To the force of Cash letting go.
“Just like that. Take it. Show me what you’ve got.”
My lips stretched around him as I struggled to take him deeper. To give him everything he’d given me.
Pleasure and a promise and the most profound kind of hope.
He picked up a rhythm. It wasn’t fast. It was deep, long, hard strokes.
“You like it, Daisy? You like me fucking this mouth? You like the feel of me consuming you?”
I could only hum and nod around him, my face soaking wet. I wasn’t sure if it was from the shower or the way tears pricked at the edges of my eyes.
“Did you know it? Did you know how badly I wanted you then? How I tried to keep you a friend because I was terrified of losing you? How I felt like I was going to die every time you came through my window if I didn’t have you?
Then I finally was gonna give and look what happened. I lost you. I lost you.”
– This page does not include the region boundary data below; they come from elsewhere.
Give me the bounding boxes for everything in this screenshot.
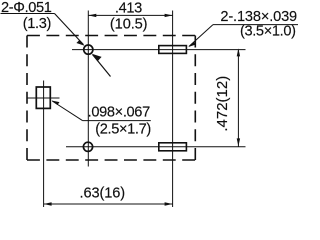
leader underline 2-phi.051 <box>1 13 55 15</box>
centerline vertical through holes <box>87 11 89 167</box>
slot bottom (.138 x .039) <box>159 143 187 151</box>
leader arrow at top hole upper-left <box>76 40 84 46</box>
svg-text:(1.3): (1.3) <box>23 16 51 32</box>
dimension arrow .413 right <box>165 14 173 17</box>
svg-text:(2.5×1.7): (2.5×1.7) <box>95 122 151 138</box>
hole bottom (phi .051) <box>83 142 92 151</box>
svg-text:.098×.067: .098×.067 <box>88 105 150 121</box>
leader underline 2-.138x.039 <box>213 24 298 26</box>
centerline vertical through slots <box>172 11 174 208</box>
dimension arrow .63 right <box>165 202 173 205</box>
dimension arrow .413 left <box>88 14 96 17</box>
leader diagonal to top hole <box>55 14 84 45</box>
svg-text:(10.5): (10.5) <box>110 17 148 33</box>
centerline horizontal top row <box>72 49 246 51</box>
outline dashed top edge <box>27 35 195 37</box>
svg-text:(3.5×1.0): (3.5×1.0) <box>240 24 296 40</box>
leader diagonal to top slot <box>189 25 213 47</box>
dimension line .63 <box>44 203 173 205</box>
centerline horizontal bottom row <box>66 146 246 148</box>
leader diagonal to left slot <box>52 101 82 121</box>
leader underline .098x.067 <box>83 120 151 122</box>
dimension line .413 <box>88 14 172 16</box>
outline dashed right edge <box>194 36 196 161</box>
slot top (.138 x .039) <box>159 46 187 54</box>
svg-text:.472(12): .472(12) <box>214 76 231 132</box>
dimension arrow .63 left <box>44 202 52 205</box>
hole top (phi .051) <box>84 45 93 54</box>
leader arrow at left slot <box>52 101 60 106</box>
leader arrow at top slot <box>188 42 196 47</box>
svg-text:.413: .413 <box>115 0 142 16</box>
dimension line .472 <box>237 50 239 147</box>
slot left (.098 x .067) <box>36 87 50 108</box>
dimension arrow .472 bottom <box>237 138 240 146</box>
svg-text:2-Φ.051: 2-Φ.051 <box>1 0 52 16</box>
outline dashed left edge <box>26 36 28 161</box>
svg-text:.63(16): .63(16) <box>80 185 126 201</box>
outline dashed bottom edge <box>27 159 195 161</box>
centerline horizontal left slot <box>27 97 60 99</box>
dimension arrow .472 top <box>237 48 240 56</box>
leader tail lower-right of hole <box>93 55 111 77</box>
leader arrow at top hole lower-right <box>92 54 102 61</box>
centerline vertical through left slot <box>43 81 45 208</box>
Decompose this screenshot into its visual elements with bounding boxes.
Grief struck me with his admission.
Heartbreaker.
Because I’d wanted it so badly for so many years. And I’d waited. Waited on him to return what I felt.
But I was tired of waiting.
I’d felt a change coming for so long.
Maybe it had started when I left Ethan and stood up for what was right.
Maybe it started the moment I turned my car in the direction of this small town in search of Cash.
But the one thing I knew?
It ended today.
No more.
I was finished being afraid.
I wanted to live.
I wanted to bloom.
It was time I claimed what I needed.